Contents

### Context

#### Measure and probability theory

measure theory

probability theory

# Contents

## Idea

A $\tau$-additive measure (alias τ-regular, τ-smooth) is a measure on a topological space which interacts well with the topology. In particular, it has a well-defined and well-behaved support.

$\tau$-additive measures can be thought of as a point of contact between measure theory, and the theory of valuations. More on this in correspondence between measure and valuation theory.

## Definition

Let $X$ be a topological space. A positive Borel measure $\mu$ on $X$ is called $\tau$-additive, or $\tau$-smooth, or $\tau$-regular, if for every directed net $\{U_\lambda\}_{\lambda\in\Lambda}$ of open subsets of $X$,

$\mu \big( \sup_{\lambda} U_\lambda \big) = \sup_\lambda \mu(U_\lambda) .$

This property can be considered an instance of Scott continuity, and is equivalent to continuity of the valuation defined by $\mu$ on the open sets.

## Examples

Every Radon measure on a Hausdorff space is $\tau$-additive. This includes most regular measures of common use, such as

## Properties

### Pushforward, products and marginals

• The pushforward measure of a $\tau$-additive measure along a continuous map is itself $\tau$-additive. In particular, the marginals? of a $\tau$-additive measure are $\tau$-additive. This permits to construct a functor, even a monad (see below).

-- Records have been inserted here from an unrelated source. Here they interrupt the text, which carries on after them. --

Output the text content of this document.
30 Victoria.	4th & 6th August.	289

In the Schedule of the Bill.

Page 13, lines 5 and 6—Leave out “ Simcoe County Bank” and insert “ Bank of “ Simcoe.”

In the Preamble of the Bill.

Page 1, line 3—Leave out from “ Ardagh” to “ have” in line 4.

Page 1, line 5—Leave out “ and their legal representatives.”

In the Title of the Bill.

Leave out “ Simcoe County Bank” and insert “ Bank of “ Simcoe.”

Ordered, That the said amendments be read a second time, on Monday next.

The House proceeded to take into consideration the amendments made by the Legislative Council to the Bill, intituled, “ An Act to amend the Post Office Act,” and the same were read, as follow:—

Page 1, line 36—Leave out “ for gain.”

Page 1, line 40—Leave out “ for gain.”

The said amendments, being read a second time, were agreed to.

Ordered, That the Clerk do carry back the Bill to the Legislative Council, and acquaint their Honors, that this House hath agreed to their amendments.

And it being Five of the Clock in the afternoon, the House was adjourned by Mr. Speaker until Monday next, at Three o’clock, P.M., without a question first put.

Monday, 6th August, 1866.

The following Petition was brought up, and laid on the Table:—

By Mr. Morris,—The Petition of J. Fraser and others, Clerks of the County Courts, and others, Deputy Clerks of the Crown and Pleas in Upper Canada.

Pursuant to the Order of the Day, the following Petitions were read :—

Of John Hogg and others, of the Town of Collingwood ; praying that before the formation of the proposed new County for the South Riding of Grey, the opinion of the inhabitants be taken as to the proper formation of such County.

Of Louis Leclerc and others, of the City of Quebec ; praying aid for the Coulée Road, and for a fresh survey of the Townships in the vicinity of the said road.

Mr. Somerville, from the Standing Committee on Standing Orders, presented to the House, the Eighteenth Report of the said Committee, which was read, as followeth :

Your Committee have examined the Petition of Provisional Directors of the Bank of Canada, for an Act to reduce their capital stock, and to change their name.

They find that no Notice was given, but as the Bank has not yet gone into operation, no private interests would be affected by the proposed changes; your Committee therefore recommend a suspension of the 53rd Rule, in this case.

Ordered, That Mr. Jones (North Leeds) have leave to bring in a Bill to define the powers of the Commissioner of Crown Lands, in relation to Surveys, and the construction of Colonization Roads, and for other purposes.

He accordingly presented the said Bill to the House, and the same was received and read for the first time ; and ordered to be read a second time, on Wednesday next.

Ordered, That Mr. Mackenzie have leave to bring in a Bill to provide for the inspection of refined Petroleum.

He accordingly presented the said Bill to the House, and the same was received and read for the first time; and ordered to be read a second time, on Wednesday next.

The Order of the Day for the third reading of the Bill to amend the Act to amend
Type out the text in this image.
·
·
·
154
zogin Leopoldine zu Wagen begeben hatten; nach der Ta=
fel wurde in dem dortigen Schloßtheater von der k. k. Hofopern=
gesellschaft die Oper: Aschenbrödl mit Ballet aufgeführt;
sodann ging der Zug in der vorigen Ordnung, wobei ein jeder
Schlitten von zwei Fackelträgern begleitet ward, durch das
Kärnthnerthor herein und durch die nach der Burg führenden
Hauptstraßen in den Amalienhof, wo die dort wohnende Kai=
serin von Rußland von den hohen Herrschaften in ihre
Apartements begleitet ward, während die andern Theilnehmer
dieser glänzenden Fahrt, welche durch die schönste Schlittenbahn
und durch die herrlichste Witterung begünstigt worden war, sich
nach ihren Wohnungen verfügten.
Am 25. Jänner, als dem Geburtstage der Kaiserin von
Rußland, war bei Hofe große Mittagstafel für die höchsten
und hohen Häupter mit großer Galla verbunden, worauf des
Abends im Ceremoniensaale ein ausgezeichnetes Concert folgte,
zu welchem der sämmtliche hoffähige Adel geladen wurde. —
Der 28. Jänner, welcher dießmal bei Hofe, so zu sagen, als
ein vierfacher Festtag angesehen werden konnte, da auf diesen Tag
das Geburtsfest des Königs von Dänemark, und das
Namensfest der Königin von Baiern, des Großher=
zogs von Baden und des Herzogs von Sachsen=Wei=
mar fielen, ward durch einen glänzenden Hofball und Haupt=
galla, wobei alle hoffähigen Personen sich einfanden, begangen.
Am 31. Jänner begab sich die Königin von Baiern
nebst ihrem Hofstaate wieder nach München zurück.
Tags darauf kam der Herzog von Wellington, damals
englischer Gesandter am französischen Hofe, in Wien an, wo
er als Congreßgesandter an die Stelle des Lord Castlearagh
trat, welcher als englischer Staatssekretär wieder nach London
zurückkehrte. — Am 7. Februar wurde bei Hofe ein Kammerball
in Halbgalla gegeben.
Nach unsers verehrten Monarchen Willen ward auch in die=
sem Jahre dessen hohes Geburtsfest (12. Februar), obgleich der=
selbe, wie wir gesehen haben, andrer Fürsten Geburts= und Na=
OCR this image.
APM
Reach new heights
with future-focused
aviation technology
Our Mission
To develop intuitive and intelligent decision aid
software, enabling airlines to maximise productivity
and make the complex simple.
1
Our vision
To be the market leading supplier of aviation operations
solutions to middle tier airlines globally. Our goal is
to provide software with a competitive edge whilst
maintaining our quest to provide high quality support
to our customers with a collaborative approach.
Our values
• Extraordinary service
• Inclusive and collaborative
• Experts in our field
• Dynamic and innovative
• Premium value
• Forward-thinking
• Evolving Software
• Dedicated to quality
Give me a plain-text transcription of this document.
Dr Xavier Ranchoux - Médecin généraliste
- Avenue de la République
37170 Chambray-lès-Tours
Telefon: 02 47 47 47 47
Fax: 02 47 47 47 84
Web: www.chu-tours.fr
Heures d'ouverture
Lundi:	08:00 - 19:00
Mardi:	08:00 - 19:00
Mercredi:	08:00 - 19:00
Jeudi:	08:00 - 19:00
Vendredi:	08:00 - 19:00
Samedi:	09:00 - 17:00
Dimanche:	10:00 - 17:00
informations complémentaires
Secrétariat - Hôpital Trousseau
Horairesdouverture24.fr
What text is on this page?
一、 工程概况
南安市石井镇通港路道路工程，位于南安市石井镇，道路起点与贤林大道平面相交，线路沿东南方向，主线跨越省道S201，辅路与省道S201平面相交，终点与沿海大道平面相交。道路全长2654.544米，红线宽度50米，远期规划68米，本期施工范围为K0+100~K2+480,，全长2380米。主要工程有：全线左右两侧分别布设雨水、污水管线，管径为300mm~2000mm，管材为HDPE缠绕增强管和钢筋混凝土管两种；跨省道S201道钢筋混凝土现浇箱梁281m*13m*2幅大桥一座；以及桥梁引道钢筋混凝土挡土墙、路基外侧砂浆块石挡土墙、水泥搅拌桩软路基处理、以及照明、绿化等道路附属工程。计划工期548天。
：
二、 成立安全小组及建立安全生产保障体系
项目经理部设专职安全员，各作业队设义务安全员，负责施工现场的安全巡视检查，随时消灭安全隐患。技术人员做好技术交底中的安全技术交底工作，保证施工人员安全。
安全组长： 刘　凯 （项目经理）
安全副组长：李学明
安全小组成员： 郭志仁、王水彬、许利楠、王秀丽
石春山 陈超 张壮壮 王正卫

• The product? of two $\tau$-additive measures on a product space can be extended to a $\tau$-additive measure.

One can form a measure monad analogous to the Giry monad, whose functor part assigns to a topological space the space of $\tau$-additive measures over it. This monad is a submonad of the extended probabilistic powerdomain. See the measure monad on Top for more details.

### Null sets and support

Given a tau-additive measure $\mu$ on a topological space $X$, an open set $U\subseteq X$ is called null for $\mu$ if $\mu(U)=0$. A set has full measure if its complement is null.

By $\tau$-additivity, the union of all null open sets is null. Its complement, which is a closed set, is called the support of $\mu$. It can be seen as the smallest closed set of full measure.

This definition can be extended to continuous valuations.